Siamo nel 1996 e al Festival di Cannes vediamo per la prima volta un film chiamato Fargo, scritto e diretto da due fratelli: Joel e Ethan Coen, allora ancora poco conosciuti al grande pubblico. Fargo era il loro sesto film, ma fu il primo in grado si attirare su di loro le luci della ribalta e di fissare quelli che, di lì in avanti, sarebbero diventati gli stilemi di uno stile di regia particolare, da studiare nelle scuole di cinema (per la cronaca quell’anno, a Cannes, Fargo vinse il Premio della Giuria, cui poi seguirono diverse nomination ai Golden Globe e poi due oscar nel 1997, per la miglior sceneggiatura originale e per la migliore attrice protagonista).

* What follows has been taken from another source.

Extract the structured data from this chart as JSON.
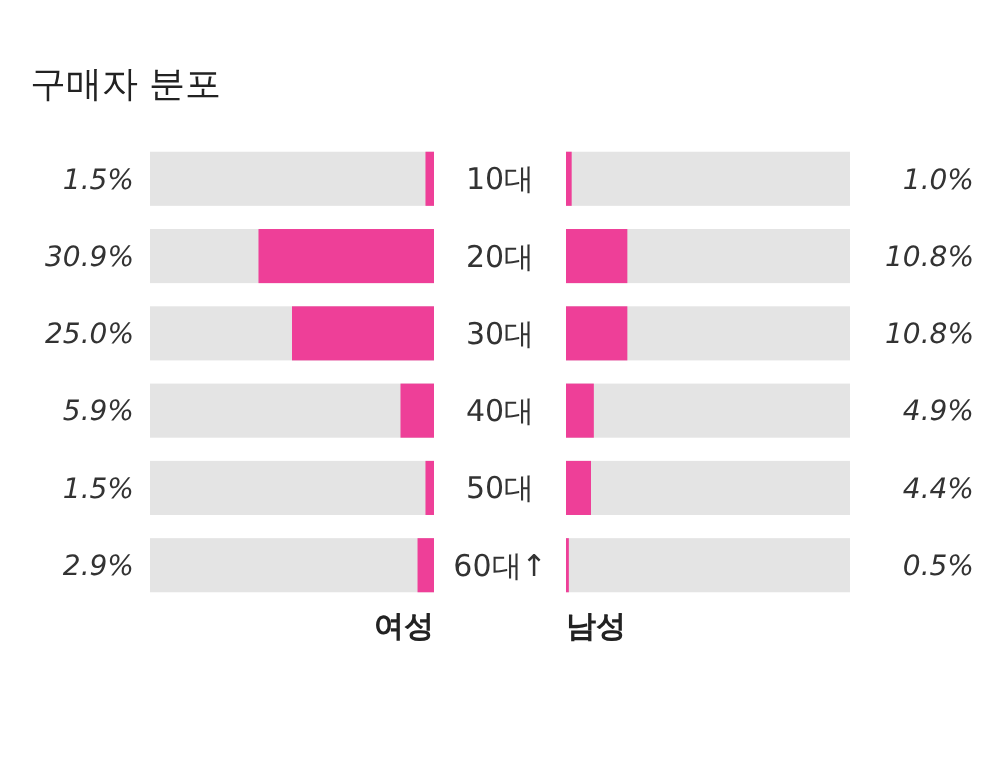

Noi, che quello stile di regia, effettivamente, l’abbiamo studiato alla scuola di cinema, ci siamo accostati con occhi-a-forma-di-cuore alla omonima serie TV di casa FX.
Del film, la serie segue la trama solo per sommi capi: si tratta e si trattava di una storia di omicidi e truffe in una sperduta cittadina del Minnesota. A fare la differenza allora, come adesso, sono il tono e lo stile. In un continuo ed equilibrato intreccio abbiamo di fronte crime, black comedy, la stessa atmosfera e lo stesso stile grottesco e surreale: Fargo costruisce una storia intrigante, raccontata però con uno sguardo personalissimo e riconoscibile come quello dei Coen. E’ una serie antologica come tante delle serie cult degli ultimi anni: possiamo citare, giusto gli esempi più eclatanti di American Horror Story o True Detective. Quindi la prima stagione ha una trama perfettamente auto-conclusiva mentre la seconda (ancora eventuale, ma ci auguriamo tantissimo di poterla vedere) seguirà personaggi e storie differenti, sempre ambientate nello stesso posto: Fargo è prima di tutto una città, un luogo innevato dove vogliamo restare perché, come abbiamo imparato, “molte cose possono capitare nel bel mezzo del nulla”.
La trama
Le vicende si dipanano seguendo un personaggio particolarissimo, che, senza troppa sicurezza, possiamo chiamare Lorne Malvo (Thornton): criminale misterioso e filosofico, che incontra e cambia la vita di Lester Nygaard (Freeman), pavido e represso venditore di assicurazioni. Da questo incontro scaturiscono un’infinità di avvenimenti, legati tra loro solo dall’attività criminale di Lorne Malvo: tensioni, distensioni, accadimenti tragici e totalmente divertenti la cui forza surreale è esaltata dal contesto, apparentemente “vuoto”, pieno solo di neve e silenzio. Ma accanto alla scrittura sempre calibrata in modo da inscenare violenza truce, ma in maniera leggera e divertente, bisogna dire grazie e grandi bravo al cast di attori.
Su tutti spiccano Billy Bob Thornton, delinquente sporco e criptico ma anche stranamente simpatico e saggio, e soprattutto Martin Freeman, perfetto nella parte del timido e impacciato Lester, sopravvissuto a una vita di umiliazioni e pronto a un riscatto tragicomico. I Coen figurano come produttori esecutivi e il cast è d’eccezione: abbiamo citato i due protagonisti, ma, ve lo riveliamo perché quasi irriconoscibile, c’è anche Bob Odenrkirk, l’altrettanto amatissimo Saul Goodman di Breaking Bad.
Il risultato complessivo è, per chi ama questo particolare stile, divertimento puro: tutto assolutamente bellissimo e facilmente apprezzabile anche da chi non dovesse aver mai visto un film dei Coen (però se la serie Fargo vi è piaciuta, guardatevi tutta la filmografia e poi fatemi sapere se i miei consigli vi sono stati utili), ma, ovviamente, il tutto è ancora più interessante per chi invece il Fargo originale l’ha visto e apprezzato, perché potrà ritrovare alcuni temi e situazioni amate, come l’avviso iniziale sul fatto che quello che stiamo per vedere è tratto da una storia vera (e non è affatto così, o quasi).